Manual Installation (OS X or Linux)

(Note: A comprehensive, mostly copy-and-paste set of instructions is available for OS X users that normally don't do Ruby development but are interested bootstrapping Tabula on their own computer: docs/osx-simple-bootstrap.md)

  1. Install Ruby and JRuby. Tabula has been tested with Ruby 1.9.3 and JRuby 1.7.3. Use of a Ruby version manager is recommended. Both rbenv and RVM are fine choices. (JRuby is required to interface with pdfbox, but native Ruby must also be used since ruby-opencv is a natively compiled extension.)

    If using rbenv:

    rbenv install 1.9.3-p392
    rbenv install jruby-1.7.3
    

    If using rvm:

    rvm install 1.9.3-p392
    rvm install jruby-1.7.3
    
  2. (Mac OS X only) Download and install XQuartz: https://xquartz.macosforge.org/landing/

  3. Install the rest of the dependencies: (TODO: instructions for non-OSX platforms.)

    # Install Python, setuptools, and pip.  You can skip this
    # if you already have them.
    brew install python
    curl http://python-distribute.org/distribute_setup.py | python
    curl https://raw.github.com/pypa/pip/master/contrib/get-pip.py | python
    
    # Install numpy (feel free to put it in a virtualenv); opencv dependency
    pip install numpy
    
    # Add the "science" tap to Homebrew so it can find OpenCV (if you haven't already)
    brew tap homebrew/science
    
    brew install opencv --with-tbb --with-opencl --with-qt
    brew install mupdf redis
    
  4. Download Tabula and install the Ruby dependencies. (Note: ensure that rbenv is configured for the standard Ruby interpreter, not JRuby)

    git clone git://github.com/jazzido/tabula.git
    cd tabula
    
    gem install bundler
    bundle install
    
  5. Configure Tabula: Copy local_settings-example.rb to local_settings.rb. Edit local_settings.rb and set JRUBY_PATH to the path to the jruby executable.
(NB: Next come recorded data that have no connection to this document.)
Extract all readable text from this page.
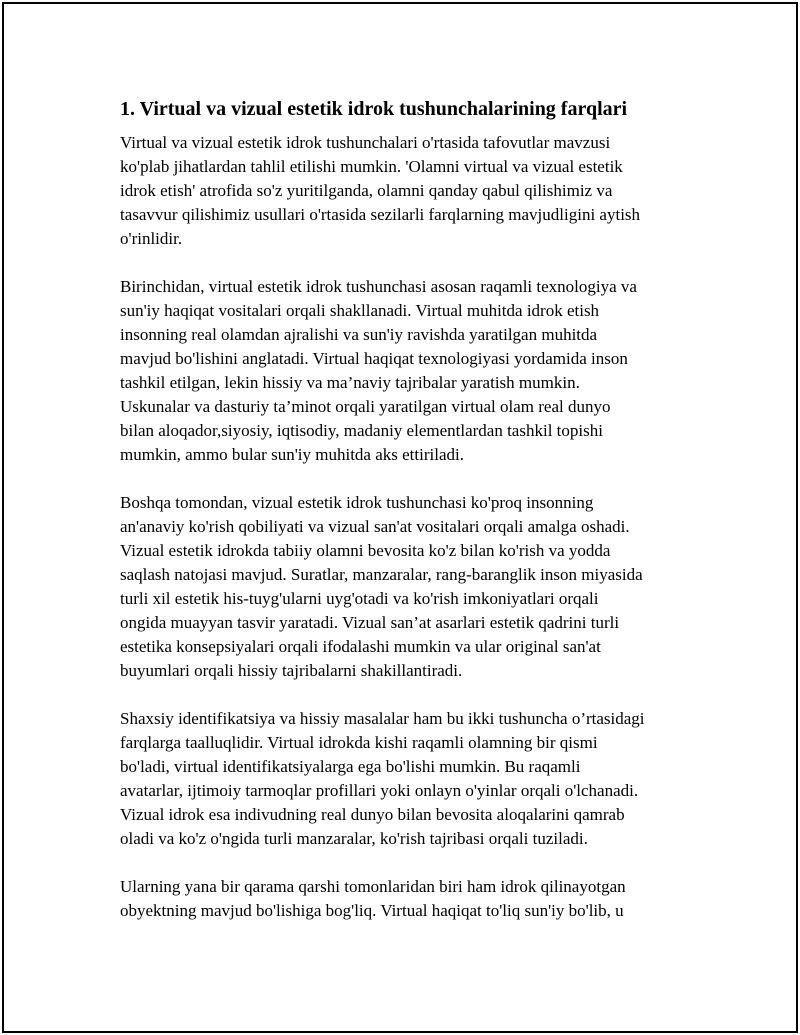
1. Virtual va vizual estetik idrok tushunchalarining farqlari

Virtual va vizual estetik idrok tushunchalari o'rtasida tafovutlar mavzusi
ko'plab jihatlardan tahlil etilishi mumkin. 'Olamni virtual va vizual estetik
idrok etish' atrofida so'z yuritilganda, olamni qanday qabul qilishimiz va
tasavvur qilishimiz usullari o'rtasida sezilarli farqlarning mavjudligini aytish
o'rinlidir.

Birinchidan, virtual estetik idrok tushunchasi asosan raqamli texnologiya va
sun'iy haqiqat vositalari orqali shakllanadi. Virtual muhitda idrok etish
insonning real olamdan ajralishi va sun'iy ravishda yaratilgan muhitda
mavjud bo'lishini anglatadi. Virtual haqiqat texnologiyasi yordamida inson
tashkil etilgan, lekin hissiy va ma’naviy tajribalar yaratish mumkin.
Uskunalar va dasturiy ta’minot orqali yaratilgan virtual olam real dunyo
bilan aloqador,siyosiy, iqtisodiy, madaniy elementlardan tashkil topishi
mumkin, ammo bular sun'iy muhitda aks ettiriladi.

Boshqa tomondan, vizual estetik idrok tushunchasi ko'proq insonning
an'anaviy ko'rish qobiliyati va vizual san'at vositalari orqali amalga oshadi.
Vizual estetik idrokda tabiiy olamni bevosita ko'z bilan ko'rish va yodda
saqlash natojasi mavjud. Suratlar, manzaralar, rang-baranglik inson miyasida
turli xil estetik his-tuyg'ularni uyg'otadi va ko'rish imkoniyatlari orqali
ongida muayyan tasvir yaratadi. Vizual san’at asarlari estetik qadrini turli
estetika konsepsiyalari orqali ifodalashi mumkin va ular original san'at
buyumlari orqali hissiy tajribalarni shakillantiradi.

Shaxsiy identifikatsiya va hissiy masalalar ham bu ikki tushuncha o’rtasidagi
farqlarga taalluqlidir. Virtual idrokda kishi raqamli olamning bir qismi
bo'ladi, virtual identifikatsiyalarga ega bo'lishi mumkin. Bu raqamli
avatarlar, ijtimoiy tarmoqlar profillari yoki onlayn o'yinlar orqali o'lchanadi.
Vizual idrok esa indivudning real dunyo bilan bevosita aloqalarini qamrab
oladi va ko'z o'ngida turli manzaralar, ko'rish tajribasi orqali tuziladi.

Ularning yana bir qarama qarshi tomonlaridan biri ham idrok qilinayotgan
obyektning mavjud bo'lishiga bog'liq. Virtual haqiqat to'liq sun'iy bo'lib, u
    If you are using rbenv, you can find the path to jruby by doing:

    RBENV_VERSION='jruby-1.7.3' rbenv which jruby
    

Starting the Server (Dev)

Start redis-server in a separate terminal tab

redis-server /usr/local/etc/redis.conf

Next, you need to start resque and the actual web server. You can run both of those using Foreman by running the following:

bundle exec foreman start

The site instance should now be viewable at http://127.0.0.1:9292/

Contributing

Interested in helping out? See TODO.md for ideas.